We can find an area under a curve with integral, but how if the curve is under the x axis? Do e still use integral?

In general where can we use integral?

 

[dkotschessaa]

We can find an area under a curve with integral, but how if the curve is under the x axis? Do e still use integral?

Yes, and you will get a negative number. This may seem confusing (how can we have negative area?), but here is a good thread about it: https://www.physicsforums.com/showthread.php?t=292737

Check out HallsofIvy's excellent response. I'll quote him if that's ok

...There is no such thing as negative area (and "area" is the correct word here, not "space"). The integral as area is one simple application. When you integrate
f(x)=x3
from -1 to 1, you are NOT calculating an area. Strictly speaking when you integrate any
∫baf(t)dt
you are NOT calculating an area unless that is the particular application you are using the integral for. The integral of a function, from a to b, say, is a number. What that number means depends on the application.

In general where can we use integral?

If a function is continuous on an interval, it will be integrable on that interval. (That's a mouthful!)

Here's a neat wolfram demonstration as to why that's true: http://demonstrations.wolfram.com/ContinuousFunctionsAreIntegrable/

-Dave K

 

[EJChoi]

If the curve is under the x-axis the integral has a negative value.

Basically this gives you the net area under the curve.

If you want to find the total area both under and above the x-axis, you'll need to integrate the modulus of the function.

i.e $$\displaystyle \int^{2\pi}_{0} sin(x) = 0$$

But..

$$\displaystyle \int^{2\pi}_{0} |sin(x)| = 4$$

 

[Goa'uld]

If the curve is under the x-axis the integral has a negative value.

Basically this gives you the net area under the curve.

If you want to find the total area both under and above the x-axis, you'll need to integrate the modulus of the function.

i.e $$\displaystyle \int^{2\pi}_{0} sin(x) = 0$$

But..

$$\displaystyle \int^{2\pi}_{0} |sin(x)| = 4$$

I don't mean to be rude, but you need dx in the integral for that to be true. You could confuse some people, otherwise.

 

[EJChoi]

I don't mean to be rude, but you need dx in the integral for that to be true.

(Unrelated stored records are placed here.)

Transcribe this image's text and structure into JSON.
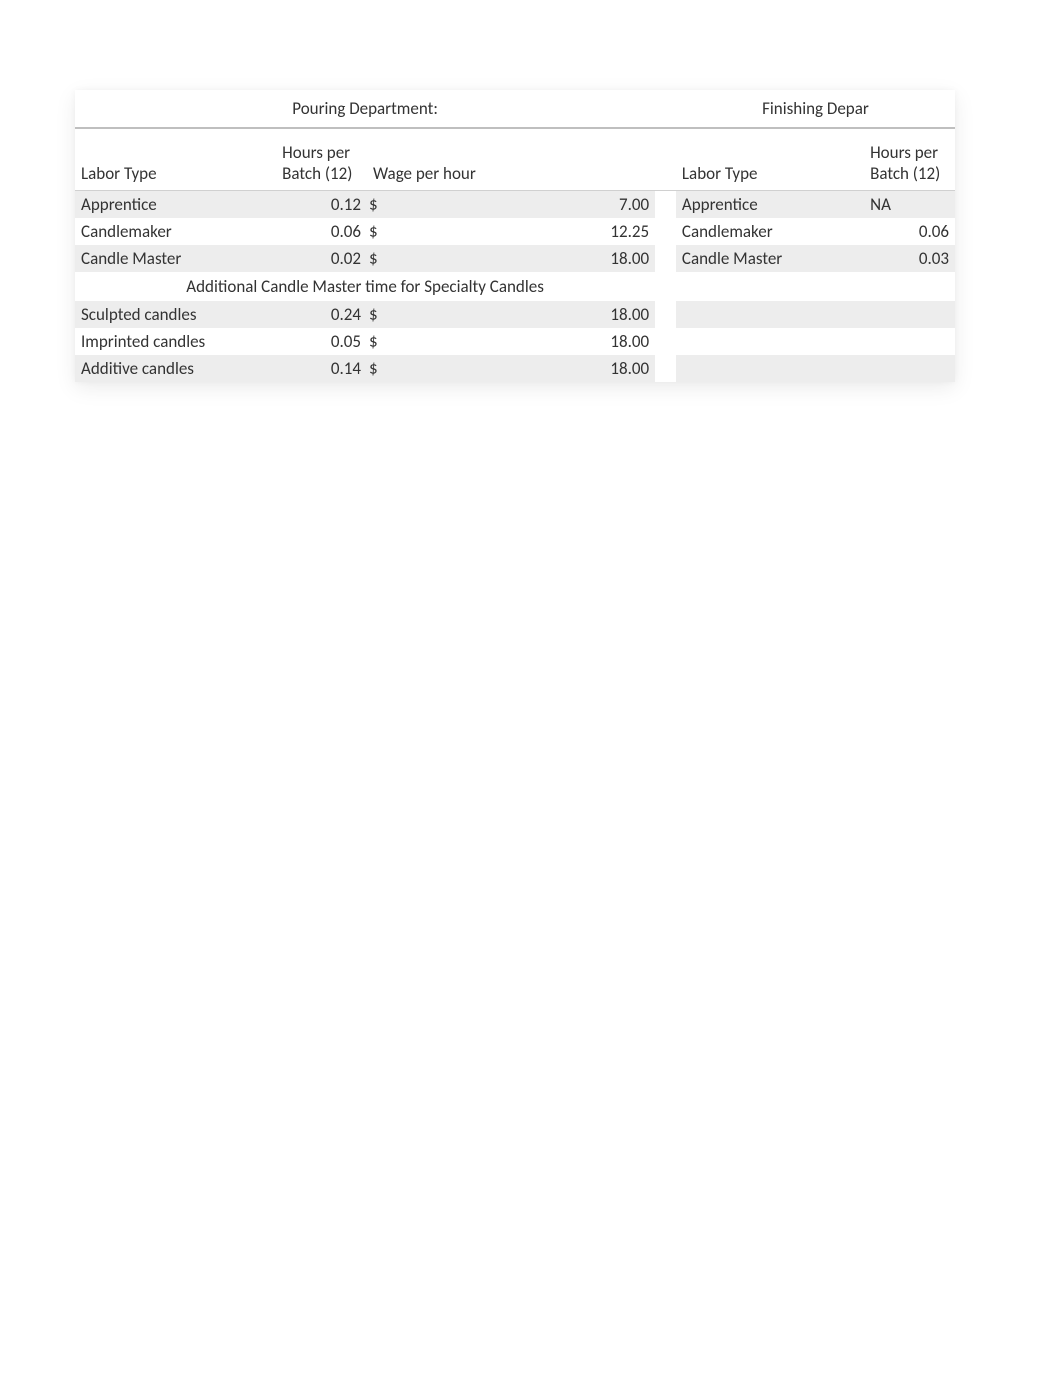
{
  "pouring": {
    "title": "Pouring Department:",
    "headers": {
      "labor_type": "Labor Type",
      "hours": "Hours per Batch (12)",
      "wage": "Wage per hour"
    },
    "rows": [
      {
        "label": "Apprentice",
        "hours": "0.12",
        "cur": "$",
        "wage": "7.00"
      },
      {
        "label": "Candlemaker",
        "hours": "0.06",
        "cur": "$",
        "wage": "12.25"
      },
      {
        "label": "Candle Master",
        "hours": "0.02",
        "cur": "$",
        "wage": "18.00"
      }
    ],
    "specialty_title": "Additional Candle Master time for Specialty Candles",
    "specialty_rows": [
      {
        "label": "Sculpted candles",
        "hours": "0.24",
        "cur": "$",
        "wage": "18.00"
      },
      {
        "label": "Imprinted candles",
        "hours": "0.05",
        "cur": "$",
        "wage": "18.00"
      },
      {
        "label": "Additive candles",
        "hours": "0.14",
        "cur": "$",
        "wage": "18.00"
      }
    ]
  },
  "finishing": {
    "title": "Finishing Depar",
    "headers": {
      "labor_type": "Labor Type",
      "hours": "Hours per Batch (12)"
    },
    "rows": [
      {
        "label": "Apprentice",
        "hours": "NA"
      },
      {
        "label": "Candlemaker",
        "hours": "0.06"
      },
      {
        "label": "Candle Master",
        "hours": "0.03"
      }
    ]
  }
}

You could confuse some people, otherwise.

Oops I was being sloppy again...

 

[Goa'uld]

...

In general where can we use integral?

In addition to area it can be used to find volume and surface area of solids, arc lengths, mass, average value of a function, the centroid, just to name a few simple applications.

 

[HallsofIvy]

Notice that the integral gives signed area- negative if the graph goes below the x- axis. Strictly speaking, area is always positive so if the problem actually asks for the area between a curve and the x-axis, where the curve goes both above and below the x-axis, is $\int |f(x)| dx$

 

[WannabeNewton]

If a function is continuous on an interval, it will be integrable on that interval. (That's a mouthful!)

This is only a sufficient condition; it is not a necessary condition. The condition of Riemann integrable is much more general. The indicator function associated with the Cantor set has uncountably many discontinuities but it is Riemann integrable.

 

[micromass]

If a function is continuous on an interval, it will be integrable on that interval. (That's a mouthful!)

A bit nitpicking, but you of course want your interval to be closed and bounded! I'm sure you mean this.

 

[jbunniii]

This is only a sufficient condition; it is not a necessary condition. The condition of Riemann integrable is much more general. The indicator function associated with the Cantor set has uncountably many discontinuities but it is Riemann integrable.

Indeed, we can go a bit further and state a necessary and sufficient condition for Riemann integrability of a bounded function $f$ defined on a closed, bounded interval: $f$ is Riemann integrable if and only if the set of points where it is discontinuous has Lebesgue measure zero. The indicator function of the Cantor set qualifies because its set of discontinuities is precisely the Cantor set, which has measure zero.